10 DE SEPTIEMBRE · DÍA MUNDIAL PARA LA PREVENCIÓN DEL SUICIDIO
Hablar de suicidio significa hablar de un tema delicado. Pero hablar de prevención del suicidio también significa hablar de avances, de recursos y de posibilidades.
Este año, el lema internacional es «Cambiar la narrativa sobre el suicidio»: pasar del silencio y el estigma a conversaciones abiertas, empáticas y orientadas a la ayuda.
Y podemos empezar con algunos datos que invitan a la esperanza:
En España, en 2025 se registraron provisionalmente 3.808 fallecimientos por suicidio, un 3,7 % menos que en 2024. Es el segundo año consecutivo de descenso: en 2023 fueron 4.116 y en 2024, 3.953.

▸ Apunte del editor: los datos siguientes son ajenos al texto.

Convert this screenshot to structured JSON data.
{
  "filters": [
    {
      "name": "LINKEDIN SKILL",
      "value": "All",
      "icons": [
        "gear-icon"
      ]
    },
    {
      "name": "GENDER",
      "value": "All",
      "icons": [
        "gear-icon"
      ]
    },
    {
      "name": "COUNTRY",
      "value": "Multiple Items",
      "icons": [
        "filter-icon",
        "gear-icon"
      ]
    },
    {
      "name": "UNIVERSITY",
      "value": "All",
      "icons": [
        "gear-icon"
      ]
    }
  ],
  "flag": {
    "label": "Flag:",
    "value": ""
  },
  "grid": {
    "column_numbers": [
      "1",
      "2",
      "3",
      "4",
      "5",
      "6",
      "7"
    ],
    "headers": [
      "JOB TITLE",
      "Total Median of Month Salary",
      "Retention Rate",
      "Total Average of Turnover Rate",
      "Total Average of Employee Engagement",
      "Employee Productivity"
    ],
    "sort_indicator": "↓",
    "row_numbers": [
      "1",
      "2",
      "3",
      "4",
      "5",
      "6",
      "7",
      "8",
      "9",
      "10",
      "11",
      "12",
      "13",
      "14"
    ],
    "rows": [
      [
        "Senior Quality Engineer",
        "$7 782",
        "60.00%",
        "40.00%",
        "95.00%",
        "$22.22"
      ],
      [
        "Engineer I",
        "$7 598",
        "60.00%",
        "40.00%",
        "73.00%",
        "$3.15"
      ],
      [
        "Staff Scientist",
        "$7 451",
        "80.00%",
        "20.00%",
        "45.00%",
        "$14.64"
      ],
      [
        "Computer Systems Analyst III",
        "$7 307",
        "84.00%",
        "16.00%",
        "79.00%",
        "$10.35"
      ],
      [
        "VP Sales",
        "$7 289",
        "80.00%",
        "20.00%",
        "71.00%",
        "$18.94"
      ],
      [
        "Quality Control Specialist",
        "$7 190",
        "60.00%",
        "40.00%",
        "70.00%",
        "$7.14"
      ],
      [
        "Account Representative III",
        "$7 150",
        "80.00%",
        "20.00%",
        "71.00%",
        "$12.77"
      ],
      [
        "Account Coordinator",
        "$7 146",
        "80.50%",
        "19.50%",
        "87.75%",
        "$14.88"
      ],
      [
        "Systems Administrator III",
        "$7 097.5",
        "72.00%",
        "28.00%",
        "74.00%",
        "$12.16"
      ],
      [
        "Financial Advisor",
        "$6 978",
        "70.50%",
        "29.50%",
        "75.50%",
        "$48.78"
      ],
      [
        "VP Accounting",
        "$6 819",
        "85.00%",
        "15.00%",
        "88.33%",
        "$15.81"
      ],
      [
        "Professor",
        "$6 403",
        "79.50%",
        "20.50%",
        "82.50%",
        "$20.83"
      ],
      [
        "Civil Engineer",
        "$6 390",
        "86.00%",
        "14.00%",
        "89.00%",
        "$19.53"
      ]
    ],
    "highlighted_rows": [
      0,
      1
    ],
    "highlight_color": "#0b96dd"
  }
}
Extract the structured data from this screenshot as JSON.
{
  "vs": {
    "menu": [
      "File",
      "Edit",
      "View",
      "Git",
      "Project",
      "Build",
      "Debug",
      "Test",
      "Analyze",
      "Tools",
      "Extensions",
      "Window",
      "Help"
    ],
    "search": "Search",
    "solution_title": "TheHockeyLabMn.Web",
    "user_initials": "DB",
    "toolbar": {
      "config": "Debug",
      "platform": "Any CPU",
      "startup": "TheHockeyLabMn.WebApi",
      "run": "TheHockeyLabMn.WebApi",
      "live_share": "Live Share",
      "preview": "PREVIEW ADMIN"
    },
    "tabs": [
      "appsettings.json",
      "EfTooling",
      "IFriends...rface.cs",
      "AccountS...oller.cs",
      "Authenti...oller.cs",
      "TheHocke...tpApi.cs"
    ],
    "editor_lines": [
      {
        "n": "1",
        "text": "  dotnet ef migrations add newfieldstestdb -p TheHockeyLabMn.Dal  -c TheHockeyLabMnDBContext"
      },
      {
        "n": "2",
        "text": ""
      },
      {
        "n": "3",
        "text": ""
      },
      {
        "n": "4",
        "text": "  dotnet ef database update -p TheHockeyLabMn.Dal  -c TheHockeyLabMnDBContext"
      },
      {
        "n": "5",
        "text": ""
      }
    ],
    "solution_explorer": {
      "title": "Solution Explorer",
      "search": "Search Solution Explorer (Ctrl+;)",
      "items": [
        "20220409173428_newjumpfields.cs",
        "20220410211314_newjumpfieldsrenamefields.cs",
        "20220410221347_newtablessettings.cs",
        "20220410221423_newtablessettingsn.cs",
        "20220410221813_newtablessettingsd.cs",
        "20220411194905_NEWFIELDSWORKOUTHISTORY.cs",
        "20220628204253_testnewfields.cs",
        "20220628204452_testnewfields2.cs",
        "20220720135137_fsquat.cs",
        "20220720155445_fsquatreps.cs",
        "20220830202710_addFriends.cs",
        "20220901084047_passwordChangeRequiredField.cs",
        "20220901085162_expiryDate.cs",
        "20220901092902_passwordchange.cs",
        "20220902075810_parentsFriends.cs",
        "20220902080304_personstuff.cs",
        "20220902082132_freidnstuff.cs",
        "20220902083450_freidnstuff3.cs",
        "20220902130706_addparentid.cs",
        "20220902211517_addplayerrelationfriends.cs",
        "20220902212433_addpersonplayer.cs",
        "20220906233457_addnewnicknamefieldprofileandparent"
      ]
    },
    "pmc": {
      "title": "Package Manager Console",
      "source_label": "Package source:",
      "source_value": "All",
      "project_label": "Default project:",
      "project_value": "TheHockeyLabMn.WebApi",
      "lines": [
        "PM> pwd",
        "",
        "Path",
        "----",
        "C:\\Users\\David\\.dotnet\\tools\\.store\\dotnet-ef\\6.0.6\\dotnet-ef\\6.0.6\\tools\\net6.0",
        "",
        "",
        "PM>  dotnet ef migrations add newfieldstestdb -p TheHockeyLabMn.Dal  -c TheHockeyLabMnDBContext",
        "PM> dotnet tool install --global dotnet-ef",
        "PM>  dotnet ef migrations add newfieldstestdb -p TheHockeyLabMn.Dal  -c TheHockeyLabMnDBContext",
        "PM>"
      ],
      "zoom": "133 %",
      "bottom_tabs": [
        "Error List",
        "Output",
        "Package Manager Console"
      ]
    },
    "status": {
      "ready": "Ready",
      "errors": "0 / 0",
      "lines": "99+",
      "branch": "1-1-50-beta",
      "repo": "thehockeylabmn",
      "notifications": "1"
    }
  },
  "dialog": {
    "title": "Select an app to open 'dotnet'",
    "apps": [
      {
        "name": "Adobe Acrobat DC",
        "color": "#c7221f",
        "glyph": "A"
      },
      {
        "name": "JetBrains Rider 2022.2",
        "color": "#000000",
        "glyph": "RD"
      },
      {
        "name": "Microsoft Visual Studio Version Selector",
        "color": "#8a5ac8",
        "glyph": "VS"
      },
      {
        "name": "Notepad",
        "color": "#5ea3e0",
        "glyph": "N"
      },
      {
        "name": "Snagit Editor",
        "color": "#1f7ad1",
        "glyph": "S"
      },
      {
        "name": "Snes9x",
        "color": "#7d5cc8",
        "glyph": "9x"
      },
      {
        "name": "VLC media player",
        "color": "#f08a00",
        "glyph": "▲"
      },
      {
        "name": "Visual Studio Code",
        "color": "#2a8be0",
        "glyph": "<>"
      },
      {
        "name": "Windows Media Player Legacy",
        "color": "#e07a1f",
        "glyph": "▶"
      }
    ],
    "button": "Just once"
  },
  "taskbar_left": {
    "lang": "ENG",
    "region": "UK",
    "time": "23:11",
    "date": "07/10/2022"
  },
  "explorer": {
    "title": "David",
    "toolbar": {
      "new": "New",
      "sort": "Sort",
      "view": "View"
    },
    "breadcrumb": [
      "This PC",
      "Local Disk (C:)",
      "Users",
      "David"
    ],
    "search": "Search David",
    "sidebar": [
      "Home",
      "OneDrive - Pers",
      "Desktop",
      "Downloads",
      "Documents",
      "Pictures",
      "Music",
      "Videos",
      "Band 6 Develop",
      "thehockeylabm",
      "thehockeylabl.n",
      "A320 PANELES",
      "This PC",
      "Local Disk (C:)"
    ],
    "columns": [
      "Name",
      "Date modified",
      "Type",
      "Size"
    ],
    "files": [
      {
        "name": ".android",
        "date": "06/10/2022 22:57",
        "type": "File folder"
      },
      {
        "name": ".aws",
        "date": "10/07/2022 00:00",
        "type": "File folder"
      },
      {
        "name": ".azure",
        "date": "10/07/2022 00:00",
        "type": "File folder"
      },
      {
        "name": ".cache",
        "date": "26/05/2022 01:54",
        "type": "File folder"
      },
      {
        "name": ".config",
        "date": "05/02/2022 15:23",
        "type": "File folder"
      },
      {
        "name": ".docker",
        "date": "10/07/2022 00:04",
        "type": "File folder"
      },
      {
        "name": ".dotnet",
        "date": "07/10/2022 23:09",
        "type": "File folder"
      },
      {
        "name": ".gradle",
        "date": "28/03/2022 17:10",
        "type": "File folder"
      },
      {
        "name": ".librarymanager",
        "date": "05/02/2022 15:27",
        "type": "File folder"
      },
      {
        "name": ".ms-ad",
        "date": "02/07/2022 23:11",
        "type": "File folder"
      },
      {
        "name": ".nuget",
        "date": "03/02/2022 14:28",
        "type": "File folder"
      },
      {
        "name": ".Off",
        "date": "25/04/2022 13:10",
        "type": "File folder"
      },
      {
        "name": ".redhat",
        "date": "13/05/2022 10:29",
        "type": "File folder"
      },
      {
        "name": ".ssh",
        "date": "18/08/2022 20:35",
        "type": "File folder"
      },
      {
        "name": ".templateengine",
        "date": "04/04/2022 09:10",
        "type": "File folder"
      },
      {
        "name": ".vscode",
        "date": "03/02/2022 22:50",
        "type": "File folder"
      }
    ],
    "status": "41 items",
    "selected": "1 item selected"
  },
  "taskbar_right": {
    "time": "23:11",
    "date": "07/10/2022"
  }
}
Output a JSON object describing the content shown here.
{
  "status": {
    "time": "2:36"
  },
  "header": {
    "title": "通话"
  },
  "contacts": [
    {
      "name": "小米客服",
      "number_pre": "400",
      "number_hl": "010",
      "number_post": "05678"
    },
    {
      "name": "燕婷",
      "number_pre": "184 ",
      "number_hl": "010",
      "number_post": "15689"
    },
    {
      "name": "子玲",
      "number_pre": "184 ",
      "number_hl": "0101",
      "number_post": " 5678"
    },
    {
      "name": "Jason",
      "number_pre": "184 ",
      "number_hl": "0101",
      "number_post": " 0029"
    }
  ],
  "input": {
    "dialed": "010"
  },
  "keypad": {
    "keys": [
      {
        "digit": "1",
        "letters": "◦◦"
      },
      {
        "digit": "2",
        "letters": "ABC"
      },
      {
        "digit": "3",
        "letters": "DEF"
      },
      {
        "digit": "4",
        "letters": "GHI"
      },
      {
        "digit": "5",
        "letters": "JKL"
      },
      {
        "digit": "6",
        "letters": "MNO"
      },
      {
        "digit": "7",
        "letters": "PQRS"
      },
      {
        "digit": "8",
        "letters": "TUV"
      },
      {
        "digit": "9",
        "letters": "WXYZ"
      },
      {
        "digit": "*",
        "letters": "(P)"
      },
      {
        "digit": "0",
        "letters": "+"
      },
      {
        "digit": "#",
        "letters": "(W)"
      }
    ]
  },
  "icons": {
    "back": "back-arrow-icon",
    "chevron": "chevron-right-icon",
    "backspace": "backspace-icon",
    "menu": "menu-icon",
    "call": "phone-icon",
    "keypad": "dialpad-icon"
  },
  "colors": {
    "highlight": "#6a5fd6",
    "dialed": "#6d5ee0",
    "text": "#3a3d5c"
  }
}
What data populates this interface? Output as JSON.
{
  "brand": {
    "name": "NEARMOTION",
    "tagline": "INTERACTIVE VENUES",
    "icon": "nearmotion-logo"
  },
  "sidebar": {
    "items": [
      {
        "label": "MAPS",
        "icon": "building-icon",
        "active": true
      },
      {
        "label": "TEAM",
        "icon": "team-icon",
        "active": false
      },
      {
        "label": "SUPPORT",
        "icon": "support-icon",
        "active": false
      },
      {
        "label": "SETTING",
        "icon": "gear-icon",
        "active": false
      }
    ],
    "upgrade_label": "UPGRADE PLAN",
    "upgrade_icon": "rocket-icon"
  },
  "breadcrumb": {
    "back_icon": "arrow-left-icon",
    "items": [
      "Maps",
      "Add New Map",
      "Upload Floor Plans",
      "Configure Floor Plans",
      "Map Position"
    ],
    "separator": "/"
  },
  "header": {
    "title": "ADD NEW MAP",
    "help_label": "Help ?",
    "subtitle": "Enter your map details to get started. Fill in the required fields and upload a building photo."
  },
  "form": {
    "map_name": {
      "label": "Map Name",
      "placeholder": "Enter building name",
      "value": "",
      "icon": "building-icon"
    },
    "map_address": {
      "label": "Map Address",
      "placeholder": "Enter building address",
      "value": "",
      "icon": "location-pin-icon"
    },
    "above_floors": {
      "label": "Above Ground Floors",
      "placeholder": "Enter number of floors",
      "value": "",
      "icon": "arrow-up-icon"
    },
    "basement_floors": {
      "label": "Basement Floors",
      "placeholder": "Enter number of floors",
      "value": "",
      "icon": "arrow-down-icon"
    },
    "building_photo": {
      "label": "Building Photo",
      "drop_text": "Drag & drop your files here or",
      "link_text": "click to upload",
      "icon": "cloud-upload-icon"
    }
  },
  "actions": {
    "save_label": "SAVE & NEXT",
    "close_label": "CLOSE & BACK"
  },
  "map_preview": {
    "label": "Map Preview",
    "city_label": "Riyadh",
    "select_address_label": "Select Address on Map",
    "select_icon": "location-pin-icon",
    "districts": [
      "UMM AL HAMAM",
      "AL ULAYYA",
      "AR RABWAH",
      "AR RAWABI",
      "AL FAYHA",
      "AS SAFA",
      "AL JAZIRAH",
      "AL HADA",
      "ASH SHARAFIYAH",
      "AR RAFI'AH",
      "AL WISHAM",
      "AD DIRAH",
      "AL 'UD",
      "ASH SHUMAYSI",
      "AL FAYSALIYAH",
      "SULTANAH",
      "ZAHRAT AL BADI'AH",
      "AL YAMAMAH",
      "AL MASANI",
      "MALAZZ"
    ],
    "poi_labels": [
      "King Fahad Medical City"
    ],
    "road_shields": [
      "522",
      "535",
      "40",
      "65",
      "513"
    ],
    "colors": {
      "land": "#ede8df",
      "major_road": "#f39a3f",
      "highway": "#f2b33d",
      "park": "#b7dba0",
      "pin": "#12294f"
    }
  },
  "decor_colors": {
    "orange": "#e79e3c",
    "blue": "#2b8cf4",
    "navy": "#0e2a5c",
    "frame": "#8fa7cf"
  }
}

En Catalunya, en 2024 se registraron 547 fallecimientos, frente a los 631 de 2023. Esto supone un descenso del 13,3 % en un año.
Además, España presenta una tasa de suicidio de aproximadamente 8 fallecimientos por cada 100.000 habitantes, por debajo de la media de los países de la OCDE, situada en 10,7.
Estos datos no significan que el problema esté resuelto. Cada muerte por suicidio sigue siendo una pérdida irreparable y una razón para continuar trabajando en prevención. Pero sí nos dicen algo importante: la prevención puede funcionar.
Y España y Catalunya están desarrollando cada vez más recursos para detectar antes el sufrimiento, facilitar el acceso a la ayuda y acompañar a las personas en situaciones de crisis.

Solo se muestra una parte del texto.